The real Brazil is not Ronaldinho doing tricks or Roberto Carlos dancing with a ball through an airport. No, this team cheats, flops and pulls every dirty trick in the book in order to win.

4. If you hate Tim Tebow, you should hate Brazil.

No sporting figure in America has caused as much division of opinion as Florida’s Hesiman-winning quarterback. People who hate him will often groan at his over-the-top religiosity and the degree to which he was over-hyped. Well, if you are looking for an over-hyped religious zealot, you need look no further than Brazil’s midfielder Kaka.

At one point, Kaka was being touted as the best player in the world. At this World Cup, I have had the pleasure of seeing Cristiano Ronaldo, Lionel Messi and Kaka play. Kaka is not even close to being in their class. In fact, he is probably only the 5th or 6th best player on his own team. Ronaldo scares his opponents any time he is on the field; Messi dazzles with the ball at his feet. Kaka… well, he is sometimes pretty okay.

In Brazil, though, Kaka is loved more than any active player. Part of it is because he is pretty, and part of it is because he passes on no opportunity to tell you about Jesus. In fact, under his jersey he wears a shirt that says, “I Belong to Jesus.” That may or may not be true, but what is true is that Kaka does not belong in any discussion of the world’s truly elite players.

5. If you hate Duke, you should hate Brazil.

In my youth, I hated Duke. They made me so angry that when they won, I would sit fuming for hours. No basketball team infuriates more people than Duke, and let’s face it a big part of this has to do with class and race. Duke’s students are (perceived to be?) very rich, very white, very privileged and very smug. I remember that, while working at Duke, the school’s employees were almost all UNC or NC State fans. When I would ask them about it, they would reply almost in an air of bemusement, ask me why in the world any working class black person would root for Duke.

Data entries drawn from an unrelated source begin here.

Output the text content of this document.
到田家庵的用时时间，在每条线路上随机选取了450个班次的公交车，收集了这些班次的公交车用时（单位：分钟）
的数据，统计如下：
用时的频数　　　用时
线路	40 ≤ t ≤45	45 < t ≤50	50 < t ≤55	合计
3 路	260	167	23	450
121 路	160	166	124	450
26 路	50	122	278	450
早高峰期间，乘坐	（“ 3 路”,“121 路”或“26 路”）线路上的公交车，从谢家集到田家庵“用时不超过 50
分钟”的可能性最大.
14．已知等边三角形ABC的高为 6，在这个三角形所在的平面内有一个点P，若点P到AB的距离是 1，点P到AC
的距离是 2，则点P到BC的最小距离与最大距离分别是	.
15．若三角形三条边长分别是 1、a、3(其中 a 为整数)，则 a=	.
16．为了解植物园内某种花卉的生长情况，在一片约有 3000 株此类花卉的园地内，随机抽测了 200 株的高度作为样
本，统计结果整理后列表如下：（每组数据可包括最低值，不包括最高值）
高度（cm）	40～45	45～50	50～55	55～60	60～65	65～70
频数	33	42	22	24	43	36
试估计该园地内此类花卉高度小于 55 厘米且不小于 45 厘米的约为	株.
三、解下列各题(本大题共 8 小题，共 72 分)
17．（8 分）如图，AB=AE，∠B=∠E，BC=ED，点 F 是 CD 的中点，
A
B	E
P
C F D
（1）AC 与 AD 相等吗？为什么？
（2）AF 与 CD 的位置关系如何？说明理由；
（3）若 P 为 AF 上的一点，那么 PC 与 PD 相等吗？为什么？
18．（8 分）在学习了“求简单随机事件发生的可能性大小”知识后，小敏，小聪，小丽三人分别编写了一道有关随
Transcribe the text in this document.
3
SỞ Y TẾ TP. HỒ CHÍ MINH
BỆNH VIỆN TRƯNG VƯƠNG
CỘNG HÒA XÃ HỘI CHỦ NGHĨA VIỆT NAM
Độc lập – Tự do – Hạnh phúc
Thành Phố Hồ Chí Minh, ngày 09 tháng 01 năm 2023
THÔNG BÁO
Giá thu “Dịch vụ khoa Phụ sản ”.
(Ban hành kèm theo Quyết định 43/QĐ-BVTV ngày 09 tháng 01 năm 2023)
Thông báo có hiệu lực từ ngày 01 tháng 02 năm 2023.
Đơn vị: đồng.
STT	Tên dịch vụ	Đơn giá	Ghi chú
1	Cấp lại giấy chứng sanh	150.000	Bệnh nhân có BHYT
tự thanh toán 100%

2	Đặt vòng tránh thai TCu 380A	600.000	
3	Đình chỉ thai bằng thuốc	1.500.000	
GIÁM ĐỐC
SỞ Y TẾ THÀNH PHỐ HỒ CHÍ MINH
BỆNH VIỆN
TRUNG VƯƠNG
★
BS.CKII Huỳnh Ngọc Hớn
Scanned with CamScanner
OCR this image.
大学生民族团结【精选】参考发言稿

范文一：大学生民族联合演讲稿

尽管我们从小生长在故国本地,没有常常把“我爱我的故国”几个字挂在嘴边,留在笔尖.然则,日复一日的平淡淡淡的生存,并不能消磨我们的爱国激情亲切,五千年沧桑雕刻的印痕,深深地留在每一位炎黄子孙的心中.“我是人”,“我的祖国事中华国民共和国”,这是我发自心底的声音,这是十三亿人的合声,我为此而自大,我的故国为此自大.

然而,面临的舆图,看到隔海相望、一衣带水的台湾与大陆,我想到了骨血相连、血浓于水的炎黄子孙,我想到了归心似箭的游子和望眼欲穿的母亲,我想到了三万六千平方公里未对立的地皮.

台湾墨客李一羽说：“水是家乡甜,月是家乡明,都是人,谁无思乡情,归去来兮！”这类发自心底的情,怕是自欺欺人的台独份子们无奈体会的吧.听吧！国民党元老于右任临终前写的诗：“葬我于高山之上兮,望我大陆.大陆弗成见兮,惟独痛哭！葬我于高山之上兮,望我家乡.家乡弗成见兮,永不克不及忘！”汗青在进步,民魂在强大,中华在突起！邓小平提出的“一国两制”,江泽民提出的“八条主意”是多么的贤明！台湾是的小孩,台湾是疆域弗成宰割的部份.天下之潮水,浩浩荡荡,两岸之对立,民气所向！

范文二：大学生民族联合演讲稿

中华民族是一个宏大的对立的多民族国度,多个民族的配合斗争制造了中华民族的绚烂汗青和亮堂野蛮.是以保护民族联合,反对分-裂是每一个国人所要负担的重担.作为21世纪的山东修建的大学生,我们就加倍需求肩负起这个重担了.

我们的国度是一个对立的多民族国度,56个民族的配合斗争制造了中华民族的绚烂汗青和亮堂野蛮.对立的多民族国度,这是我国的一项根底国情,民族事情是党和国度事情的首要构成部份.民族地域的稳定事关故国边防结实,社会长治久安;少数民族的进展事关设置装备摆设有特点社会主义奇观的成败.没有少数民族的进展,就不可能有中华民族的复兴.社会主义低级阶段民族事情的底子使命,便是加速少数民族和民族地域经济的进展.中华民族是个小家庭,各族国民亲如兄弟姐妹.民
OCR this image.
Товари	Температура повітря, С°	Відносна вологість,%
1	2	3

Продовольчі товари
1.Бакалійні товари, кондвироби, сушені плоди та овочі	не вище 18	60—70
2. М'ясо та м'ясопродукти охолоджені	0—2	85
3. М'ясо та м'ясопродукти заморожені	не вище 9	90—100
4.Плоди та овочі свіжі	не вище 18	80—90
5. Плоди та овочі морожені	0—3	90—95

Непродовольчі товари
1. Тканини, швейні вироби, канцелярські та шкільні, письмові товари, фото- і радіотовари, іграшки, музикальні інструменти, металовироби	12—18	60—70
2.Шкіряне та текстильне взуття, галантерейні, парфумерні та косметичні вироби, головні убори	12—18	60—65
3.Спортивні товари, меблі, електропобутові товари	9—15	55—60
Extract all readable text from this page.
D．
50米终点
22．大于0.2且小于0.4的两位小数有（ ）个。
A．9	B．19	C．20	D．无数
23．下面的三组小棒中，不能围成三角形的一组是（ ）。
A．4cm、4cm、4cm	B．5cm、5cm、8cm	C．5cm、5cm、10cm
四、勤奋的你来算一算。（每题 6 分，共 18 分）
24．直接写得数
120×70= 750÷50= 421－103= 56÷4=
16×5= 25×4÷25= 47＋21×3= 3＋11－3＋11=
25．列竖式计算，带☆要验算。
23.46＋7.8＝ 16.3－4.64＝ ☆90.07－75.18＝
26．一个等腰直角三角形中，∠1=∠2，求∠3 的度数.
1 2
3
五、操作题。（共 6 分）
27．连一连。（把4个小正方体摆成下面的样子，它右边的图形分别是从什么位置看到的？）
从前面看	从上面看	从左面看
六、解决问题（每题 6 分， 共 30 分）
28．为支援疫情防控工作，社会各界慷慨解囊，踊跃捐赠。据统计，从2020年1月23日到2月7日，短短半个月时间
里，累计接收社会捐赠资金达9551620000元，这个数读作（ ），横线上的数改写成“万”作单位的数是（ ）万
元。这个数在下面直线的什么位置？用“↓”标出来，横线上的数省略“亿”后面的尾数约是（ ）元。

For the Brazil-Portugal match, I sat in the Brazil rooting section. Surrounded by yellow jerseys and green wigs, I noticed something. My brothers and I were the only black people in that section of the stands. For the next few minutes, we played a game of “Where’s Negro?” trying to spot the black people. Not one. In a nation that is, depending on the survey and methodology, between 45% and 75% black, this is shocking. I had sort of expected to see lots of hues of browns and blacks, but the Brazilian crowd was so white that it made a night at the Yale Club seem like a Nation of Islam rally.

In an American context, there is always a bit of an uncomfortable aspect of the fact that so many sporting events involve mostly white people watching mostly black people. In the Brazilian context, this is even more troubling because the mostly white Brazilian upper class has constructed a powerfully efficient hegemonic race system that marginalized blacks, but celebrates their bodies as laborers, sexual beings and athletes. Sitting in an all-white crowd of people from a mostly-brown nation felt very uncomfortable.

At any rate, if Cameron Crazies infuriate you because they are a bunch of privileged, suburban white kids who drive BMW’s and wear Izod, then the rich Brazilians who travel to the World Cup will provide ample fuel for your angry fires.

In many ways, I know that I am fighting a losing battle. Simple-minded fans will always just choose a winner, and because Brazil has become suddenly hip, they will choose the yellow jerseys of the Brazilians. I urge you, though, do not do this. In this World Cup, Germany, Holland and Argentina have all played attractive and attacking soccer. Choose them. Ghana is the last African nation standing. Choose them. Spain plays with class and flair. Choose them. Portugal has the world’s best player. Choose them. But please, just do NOT root for Brazil.